Je suis le dernier. C’est à la suite d’une conversation avec mon frère que ce constat m’est venu. J’y ai longuement réfléchi et j’ai fini par me rendre à l’évidence. Il ne reste plus que moi et moi seul. Mais le dernier de quoi me direz-vous ? Et bien sachez que je suis tout simplement le dernier abruti à encore s’enthousiasmer en suivant les résultats cycliste. Et c’est bien de cela qu’il s’agit. Le cyclisme professionnel. Rien qu’à l’évocation de ce terme, j’entends les premiers gloussements nerveux. Marrez-vous autant que vous voudrez, je ne bougerai pas d’un poil. Oui, je connais le nom du gars qui a terminé deuxième de la première étape de la Ruta del Sol et oui je peux vous narrer résumer le Tour du Limousin 2005. Et alors ? Sachez que rien ne me fera taire, pas même l’infâme MacQuaid. Et je persisterai dans ce chemin semé d’embûches et de chimères.

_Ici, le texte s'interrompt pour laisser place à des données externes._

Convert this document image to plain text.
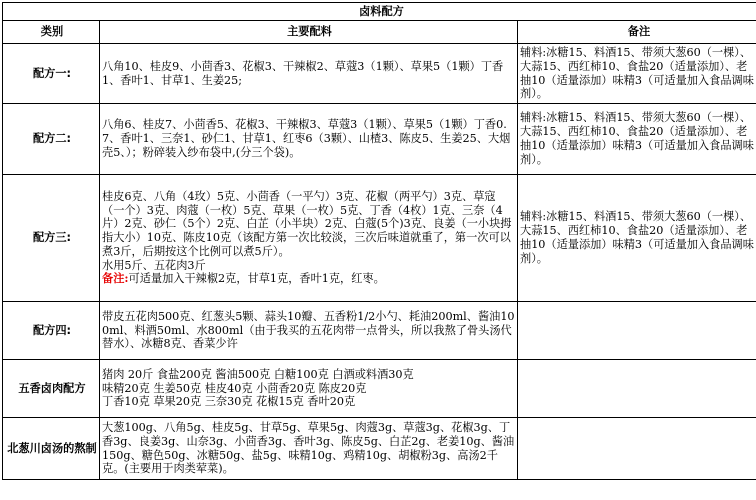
卤料配方		
类别	主要配料	备注
配方一:	八角10、桂皮9、小茴香3、花椒3、干辣椒2、草蔻3（1颗）、草果5（1颗）丁香1、香叶1、甘草1、生姜25;	辅料:冰糖15、料酒15、带须大葱60（一棵）、大蒜15、西红柿10、食盐20（适量添加）、老抽10（适量添加）味精3（可适量加入食品调味剂）。
配方二:	八角6、桂皮7、小茴香5、花椒3、干辣椒3、草蔻3（1颗）、草果5（1颗）丁香0.7、香叶1、三奈1、砂仁1、甘草1、红枣6（3颗）、山楂3、陈皮5、生姜25、大烟壳5、）；粉碎装入纱布袋中,(分三个袋)。	辅料:冰糖15、料酒15、带须大葱60（一棵）、大蒜15、西红柿10、食盐20（适量添加）、老抽10（适量添加）味精3（可适量加入食品调味剂）。
配方三:	桂皮6克、八角（4玫）5克、小茴香（一平勺）3克、花椒（两平勺）3克、草寇（一个）3克、肉蔻（一枚）5克、草果（一枚）5克、丁香（4枚）1克、三奈（4片）2克、砂仁（5个）2克、白芷（小半块）2克、白蔻(5个)3克、良姜（一小块拇指大小）10克、陈皮10克（该配方第一次比较淡，三次后味道就重了，第一次可以煮3斤，后期按这个比例可以煮5斤）。
水用5斤、五花肉3斤
备注:可适量加入干辣椒2克，甘草1克，香叶1克，红枣。	辅料:冰糖15、料酒15、带须大葱60（一棵）、大蒜15、西红柿10、食盐20（适量添加）、老抽10（适量添加）味精3（可适量加入食品调味剂）。
配方四:	带皮五花肉500克、红葱头5颗、蒜头10瓣、五香粉1/2小勺、耗油200ml、酱油100ml、料酒50ml、水800ml（由于我买的五花肉带一点骨头，所以我熬了骨头汤代替水）、冰糖8克、香菜少许	

五香卤肉配方	猪肉 20斤 食盐200克 酱油500克 白糖100克 白酒或料酒30克
味精20克 生姜50克 桂皮40克 小茴香20克 陈皮20克
丁香10克 草果20克 三奈30克 花椒15克 香叶20克	

北葱川卤汤的熬制	大葱100g、八角5g、桂皮5g、甘草5g、草果5g、肉蔻3g、草蔻3g、花椒3g、丁香3g、良姜3g、山奈3g、小茴香3g、香叶3g、陈皮5g、白芷2g、老姜10g、酱油150g、糖色50g、冰糖50g、盐5g、味精10g、鸡精10g、胡椒粉3g、高汤2千克。(主要用于肉类荤菜)。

Oui, Yuri Trofimof a remporté l’étoile de Bessèges malgré un excellent Fédrigo et Thomas Voeckler a abandonné lors du Tour de Californie. Quelqu’un a-t-il quelque chose à reprocher à la bonne course de Mickael Delage au Tour Down Under ?
A moins que ce ne soit la 12ème place de Coppel au Mont Faron qui ne dérange ?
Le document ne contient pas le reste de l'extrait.